For a writer, other writers are often the best teachers, whether you're a creative writing student or already a professor and award-winning author.

That's because becoming a successful writer is about more than just getting the words on the page: it's also about understanding how those pages become books, webpages, and pages in magazines. It's about knowing how to turn pages in a notebook into pages that get read.

“It’s absolutely good for students to know that writers, that working writers, work every day on their writing,” says Associate Professor Pamela Uschuk. “But students have no idea how to do that unless they’ve studied with someone who’s a working writer and who knows the heartbreak of rejection as well as the joy of publishing. And who knows from the inside out how to work with the system.”

She speaks from experience. Uschuk's collection of poetry Crazy Love was awarded the 2010 American Book Award and was also nominated for a Pulitzer Prize and the National Book Award. Her upcoming book, Bloodflower, is a collection of poems ranging on topics from her Russian ancestry to the condition of the Earth.
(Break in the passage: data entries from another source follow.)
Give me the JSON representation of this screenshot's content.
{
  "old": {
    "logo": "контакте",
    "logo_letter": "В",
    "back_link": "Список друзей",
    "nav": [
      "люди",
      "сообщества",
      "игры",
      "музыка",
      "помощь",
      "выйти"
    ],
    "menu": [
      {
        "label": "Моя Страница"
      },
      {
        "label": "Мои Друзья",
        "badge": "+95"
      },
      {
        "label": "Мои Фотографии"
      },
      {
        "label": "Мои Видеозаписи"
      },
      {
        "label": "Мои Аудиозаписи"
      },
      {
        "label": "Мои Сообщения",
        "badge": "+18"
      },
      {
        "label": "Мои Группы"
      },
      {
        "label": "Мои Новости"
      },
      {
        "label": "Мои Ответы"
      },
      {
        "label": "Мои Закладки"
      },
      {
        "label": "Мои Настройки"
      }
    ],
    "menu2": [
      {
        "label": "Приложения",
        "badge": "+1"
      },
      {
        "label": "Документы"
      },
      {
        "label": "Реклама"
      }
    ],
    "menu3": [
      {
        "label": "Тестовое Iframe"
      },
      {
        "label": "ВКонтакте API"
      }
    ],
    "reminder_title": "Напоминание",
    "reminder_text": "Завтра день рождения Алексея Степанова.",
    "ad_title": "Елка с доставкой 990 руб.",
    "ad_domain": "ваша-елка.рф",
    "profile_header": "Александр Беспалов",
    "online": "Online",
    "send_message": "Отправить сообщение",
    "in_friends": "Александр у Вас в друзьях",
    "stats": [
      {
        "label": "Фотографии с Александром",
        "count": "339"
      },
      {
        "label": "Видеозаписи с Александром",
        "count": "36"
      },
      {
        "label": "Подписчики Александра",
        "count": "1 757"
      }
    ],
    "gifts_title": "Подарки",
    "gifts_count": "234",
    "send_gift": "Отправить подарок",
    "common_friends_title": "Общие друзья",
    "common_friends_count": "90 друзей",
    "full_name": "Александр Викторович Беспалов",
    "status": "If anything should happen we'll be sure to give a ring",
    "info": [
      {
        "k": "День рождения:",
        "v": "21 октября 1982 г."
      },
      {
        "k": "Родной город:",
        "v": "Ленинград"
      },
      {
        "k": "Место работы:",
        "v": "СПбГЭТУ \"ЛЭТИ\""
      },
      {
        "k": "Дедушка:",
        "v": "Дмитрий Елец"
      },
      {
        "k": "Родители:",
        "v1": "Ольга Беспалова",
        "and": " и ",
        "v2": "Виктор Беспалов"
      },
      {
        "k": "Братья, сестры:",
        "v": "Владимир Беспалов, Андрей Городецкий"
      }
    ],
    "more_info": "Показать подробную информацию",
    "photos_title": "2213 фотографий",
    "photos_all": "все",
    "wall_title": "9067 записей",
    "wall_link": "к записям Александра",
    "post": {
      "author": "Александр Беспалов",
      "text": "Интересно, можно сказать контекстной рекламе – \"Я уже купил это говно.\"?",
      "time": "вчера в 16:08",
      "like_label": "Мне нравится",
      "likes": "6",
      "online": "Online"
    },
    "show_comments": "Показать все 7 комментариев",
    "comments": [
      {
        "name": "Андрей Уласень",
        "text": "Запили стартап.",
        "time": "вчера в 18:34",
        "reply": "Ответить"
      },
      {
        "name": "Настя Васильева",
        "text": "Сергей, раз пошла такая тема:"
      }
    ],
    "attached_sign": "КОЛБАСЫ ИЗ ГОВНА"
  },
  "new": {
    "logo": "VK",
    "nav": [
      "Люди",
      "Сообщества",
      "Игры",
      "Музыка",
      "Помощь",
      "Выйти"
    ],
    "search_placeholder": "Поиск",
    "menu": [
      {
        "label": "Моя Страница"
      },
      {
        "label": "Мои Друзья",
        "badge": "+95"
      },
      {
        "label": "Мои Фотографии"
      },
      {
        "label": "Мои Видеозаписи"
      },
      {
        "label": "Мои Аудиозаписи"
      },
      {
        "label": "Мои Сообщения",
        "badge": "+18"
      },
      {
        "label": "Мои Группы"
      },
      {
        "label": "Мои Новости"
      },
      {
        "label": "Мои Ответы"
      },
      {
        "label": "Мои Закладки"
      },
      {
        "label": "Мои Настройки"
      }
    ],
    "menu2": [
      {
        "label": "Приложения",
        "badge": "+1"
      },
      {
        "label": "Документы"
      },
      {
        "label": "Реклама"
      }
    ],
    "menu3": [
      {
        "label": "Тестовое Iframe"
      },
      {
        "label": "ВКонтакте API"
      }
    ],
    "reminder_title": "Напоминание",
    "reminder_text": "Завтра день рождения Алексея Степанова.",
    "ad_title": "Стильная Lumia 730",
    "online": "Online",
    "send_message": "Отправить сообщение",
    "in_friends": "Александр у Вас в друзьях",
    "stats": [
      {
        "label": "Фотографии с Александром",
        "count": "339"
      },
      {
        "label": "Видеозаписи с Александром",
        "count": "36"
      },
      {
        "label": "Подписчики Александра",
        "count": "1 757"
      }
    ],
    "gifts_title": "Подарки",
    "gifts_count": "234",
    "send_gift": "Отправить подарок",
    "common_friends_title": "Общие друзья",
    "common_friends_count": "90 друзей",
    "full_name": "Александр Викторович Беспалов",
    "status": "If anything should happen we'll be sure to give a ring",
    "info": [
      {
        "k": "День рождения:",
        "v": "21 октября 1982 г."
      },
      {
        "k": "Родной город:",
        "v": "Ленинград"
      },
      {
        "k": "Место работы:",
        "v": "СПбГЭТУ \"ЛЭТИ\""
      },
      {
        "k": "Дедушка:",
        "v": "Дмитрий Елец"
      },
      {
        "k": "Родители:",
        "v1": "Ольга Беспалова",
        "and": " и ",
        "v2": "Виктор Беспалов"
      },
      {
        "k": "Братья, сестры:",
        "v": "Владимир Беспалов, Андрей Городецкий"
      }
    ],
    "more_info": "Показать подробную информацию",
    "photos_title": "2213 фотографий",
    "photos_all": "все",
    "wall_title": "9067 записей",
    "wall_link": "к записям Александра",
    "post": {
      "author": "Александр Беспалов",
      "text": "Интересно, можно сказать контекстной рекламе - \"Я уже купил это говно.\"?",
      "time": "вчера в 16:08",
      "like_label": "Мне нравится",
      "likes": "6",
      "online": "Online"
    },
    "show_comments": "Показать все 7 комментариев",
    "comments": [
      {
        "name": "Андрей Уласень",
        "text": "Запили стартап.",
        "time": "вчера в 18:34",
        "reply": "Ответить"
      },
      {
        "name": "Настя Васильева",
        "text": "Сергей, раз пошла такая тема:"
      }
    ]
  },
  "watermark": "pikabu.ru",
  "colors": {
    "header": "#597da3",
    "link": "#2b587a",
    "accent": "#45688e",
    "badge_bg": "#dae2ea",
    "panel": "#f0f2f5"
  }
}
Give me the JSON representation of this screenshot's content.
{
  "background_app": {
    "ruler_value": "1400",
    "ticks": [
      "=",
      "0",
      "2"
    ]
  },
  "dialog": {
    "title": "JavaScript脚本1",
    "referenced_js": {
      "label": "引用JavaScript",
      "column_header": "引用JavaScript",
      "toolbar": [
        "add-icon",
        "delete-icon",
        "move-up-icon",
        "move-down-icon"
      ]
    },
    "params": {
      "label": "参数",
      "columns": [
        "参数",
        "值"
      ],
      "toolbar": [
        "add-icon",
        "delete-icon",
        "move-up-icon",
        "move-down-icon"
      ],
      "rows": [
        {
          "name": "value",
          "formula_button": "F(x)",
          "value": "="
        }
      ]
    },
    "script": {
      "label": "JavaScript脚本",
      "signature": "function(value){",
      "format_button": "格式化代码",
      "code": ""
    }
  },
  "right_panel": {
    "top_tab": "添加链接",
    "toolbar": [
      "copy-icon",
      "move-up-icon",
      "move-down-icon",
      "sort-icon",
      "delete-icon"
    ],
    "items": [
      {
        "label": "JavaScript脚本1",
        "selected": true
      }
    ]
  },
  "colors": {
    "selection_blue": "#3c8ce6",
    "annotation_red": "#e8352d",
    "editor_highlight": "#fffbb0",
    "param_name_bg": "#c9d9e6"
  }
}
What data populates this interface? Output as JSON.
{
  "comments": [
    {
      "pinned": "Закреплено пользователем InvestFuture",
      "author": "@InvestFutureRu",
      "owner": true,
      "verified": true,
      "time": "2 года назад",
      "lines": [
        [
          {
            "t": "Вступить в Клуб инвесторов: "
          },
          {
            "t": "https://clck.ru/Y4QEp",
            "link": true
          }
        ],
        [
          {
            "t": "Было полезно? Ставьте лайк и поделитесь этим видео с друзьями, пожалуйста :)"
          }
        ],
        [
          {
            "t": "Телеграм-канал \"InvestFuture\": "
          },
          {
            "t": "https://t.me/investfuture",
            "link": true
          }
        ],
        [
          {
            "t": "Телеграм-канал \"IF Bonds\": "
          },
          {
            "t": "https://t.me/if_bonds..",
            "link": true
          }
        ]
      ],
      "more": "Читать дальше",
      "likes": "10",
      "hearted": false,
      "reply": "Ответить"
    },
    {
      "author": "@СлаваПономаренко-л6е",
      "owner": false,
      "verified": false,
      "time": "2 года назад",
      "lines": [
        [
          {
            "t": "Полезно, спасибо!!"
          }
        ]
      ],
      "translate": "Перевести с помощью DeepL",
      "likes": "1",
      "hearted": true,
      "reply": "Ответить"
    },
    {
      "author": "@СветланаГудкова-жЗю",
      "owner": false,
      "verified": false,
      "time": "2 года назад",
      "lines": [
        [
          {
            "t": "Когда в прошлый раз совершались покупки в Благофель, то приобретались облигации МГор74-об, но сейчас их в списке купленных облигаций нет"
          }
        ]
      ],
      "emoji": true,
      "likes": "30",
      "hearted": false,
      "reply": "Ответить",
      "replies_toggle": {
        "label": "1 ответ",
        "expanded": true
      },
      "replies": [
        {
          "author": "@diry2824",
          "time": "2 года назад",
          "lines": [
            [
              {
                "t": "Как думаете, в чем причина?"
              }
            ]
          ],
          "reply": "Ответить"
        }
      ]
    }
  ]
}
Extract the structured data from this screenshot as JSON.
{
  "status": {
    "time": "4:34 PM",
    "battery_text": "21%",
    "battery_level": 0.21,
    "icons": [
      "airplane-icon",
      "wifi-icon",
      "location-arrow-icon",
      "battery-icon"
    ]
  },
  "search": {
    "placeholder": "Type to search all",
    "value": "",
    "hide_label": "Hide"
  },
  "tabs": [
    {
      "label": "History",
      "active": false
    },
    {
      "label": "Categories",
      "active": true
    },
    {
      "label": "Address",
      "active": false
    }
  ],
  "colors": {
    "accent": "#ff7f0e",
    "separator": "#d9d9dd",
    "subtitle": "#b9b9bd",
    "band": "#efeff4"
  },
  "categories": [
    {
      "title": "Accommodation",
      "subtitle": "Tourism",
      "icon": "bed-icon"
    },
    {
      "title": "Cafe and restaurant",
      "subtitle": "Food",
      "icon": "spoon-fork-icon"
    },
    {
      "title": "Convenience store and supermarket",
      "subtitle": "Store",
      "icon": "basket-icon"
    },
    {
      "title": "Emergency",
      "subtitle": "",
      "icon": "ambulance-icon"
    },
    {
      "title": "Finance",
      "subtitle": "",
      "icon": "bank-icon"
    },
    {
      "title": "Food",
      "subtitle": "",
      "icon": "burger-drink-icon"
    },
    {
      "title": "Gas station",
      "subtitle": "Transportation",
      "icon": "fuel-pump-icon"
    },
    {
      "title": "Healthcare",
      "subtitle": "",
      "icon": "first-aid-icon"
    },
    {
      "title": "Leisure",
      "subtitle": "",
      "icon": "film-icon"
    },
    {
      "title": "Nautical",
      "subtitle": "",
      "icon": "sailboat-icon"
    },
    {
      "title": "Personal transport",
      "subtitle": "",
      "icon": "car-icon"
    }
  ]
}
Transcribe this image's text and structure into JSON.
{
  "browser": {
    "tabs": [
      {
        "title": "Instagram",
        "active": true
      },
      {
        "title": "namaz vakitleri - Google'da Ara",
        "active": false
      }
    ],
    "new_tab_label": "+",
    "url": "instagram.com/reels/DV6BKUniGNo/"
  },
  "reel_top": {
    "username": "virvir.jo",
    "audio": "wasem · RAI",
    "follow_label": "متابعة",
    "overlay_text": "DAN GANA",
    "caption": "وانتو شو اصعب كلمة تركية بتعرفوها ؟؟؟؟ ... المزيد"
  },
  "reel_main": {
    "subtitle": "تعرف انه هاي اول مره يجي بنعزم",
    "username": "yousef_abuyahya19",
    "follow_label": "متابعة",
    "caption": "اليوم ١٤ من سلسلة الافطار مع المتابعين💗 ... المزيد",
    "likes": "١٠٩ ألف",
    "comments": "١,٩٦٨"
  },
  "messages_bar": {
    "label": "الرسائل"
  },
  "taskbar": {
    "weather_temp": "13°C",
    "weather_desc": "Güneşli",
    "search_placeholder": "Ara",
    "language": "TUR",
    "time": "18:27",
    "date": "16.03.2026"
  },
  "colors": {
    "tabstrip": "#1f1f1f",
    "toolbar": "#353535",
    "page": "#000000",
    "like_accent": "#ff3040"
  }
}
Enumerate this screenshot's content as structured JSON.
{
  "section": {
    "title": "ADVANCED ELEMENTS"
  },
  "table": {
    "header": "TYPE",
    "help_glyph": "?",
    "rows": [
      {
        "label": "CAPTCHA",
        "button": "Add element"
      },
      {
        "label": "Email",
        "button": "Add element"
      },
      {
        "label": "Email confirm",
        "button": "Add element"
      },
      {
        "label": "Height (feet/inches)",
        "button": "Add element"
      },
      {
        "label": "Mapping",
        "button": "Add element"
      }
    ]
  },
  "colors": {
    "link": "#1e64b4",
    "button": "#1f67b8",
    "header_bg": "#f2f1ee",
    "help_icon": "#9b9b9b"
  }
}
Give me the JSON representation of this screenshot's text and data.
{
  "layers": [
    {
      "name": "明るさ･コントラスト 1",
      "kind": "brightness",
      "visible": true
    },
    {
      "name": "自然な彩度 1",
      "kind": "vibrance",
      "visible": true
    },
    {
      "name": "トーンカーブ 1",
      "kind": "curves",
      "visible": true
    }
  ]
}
It's that taste of what it takes to become a working writer that Uschuk aims to share when she gives her students experiences and opportunities to work with real writers. “I’m just very lucky to know a lot of writers, and I like to share that with my students,” she says.

It's not luck, really. As a literary magazine editor and the author of seven books, Uschuk is able to share insider experiences in the world of professional writing and publishing with her students thanks to the special access her work and success offers.

Uschuk's students in the English program hold internships with Cutthroat, an international literary magazine published by Uschuk and her husband, poet William Pitt Root. They can also study at a prestigious writers program in Prague and join Uschuk at literary and publishing conferences.

Cutthroat, named after a species of trout native to the Rocky Mountains, is a literary journal featuring poetry, short stories, and book reviews from both well-known names and unknown authors. Uschuk and her husband manage the magazine, but, she says, student interns “are involved at all levels,” from reading submissions with the editors, to assisting in choosing contest and award winners, to helping meet production deadlines.

“They are involved with putting up the online journal as well as setting up the print journal. They do copy editing, and they even do some correspondence,” says Uschuk. “They do everything you can imagine with putting together a magazine because I want them to have the experience.”

Students also accompany Uschuk when she travels to literary conferences to promote the magazine, offering exposure to that working world of writers that can't be found anywhere else. “We take the magazine to the biggest writers conference in the country," she says, referring to the Associated Writing Programs Conference. Last year's conference in Seattle drew over 9000 writers. "The interns I've taken to it meet incredible writers who they’d never get to meet otherwise. Editors and the heads of many writing programs go to this also.”

Uschuk also helps place students in the Prague Summer Program for Writers, for which she is on the advisory board. The Prague program lets students visit the Czech Republic while working closely with a faculty of renowned authors. The first two weeks offer workshops, and the second two weeks focus on independent work with faculty.

“What that program does is draw together the best writing students in the country from graduate and undergraduate writing programs,” explains Uschuk. “Those students get to work with the European and American writers who teach in the program, and there are different writers every year teaching.”

Beyond the intensive writing work, says Uschuk, “They’re getting experience that is wonderful for them to get into graduate programs, too. Graduate programs look at these kind of things because they’re highly competitive. So it gives students an extra edge.”

“And Prague is a fantastic place!” she adds.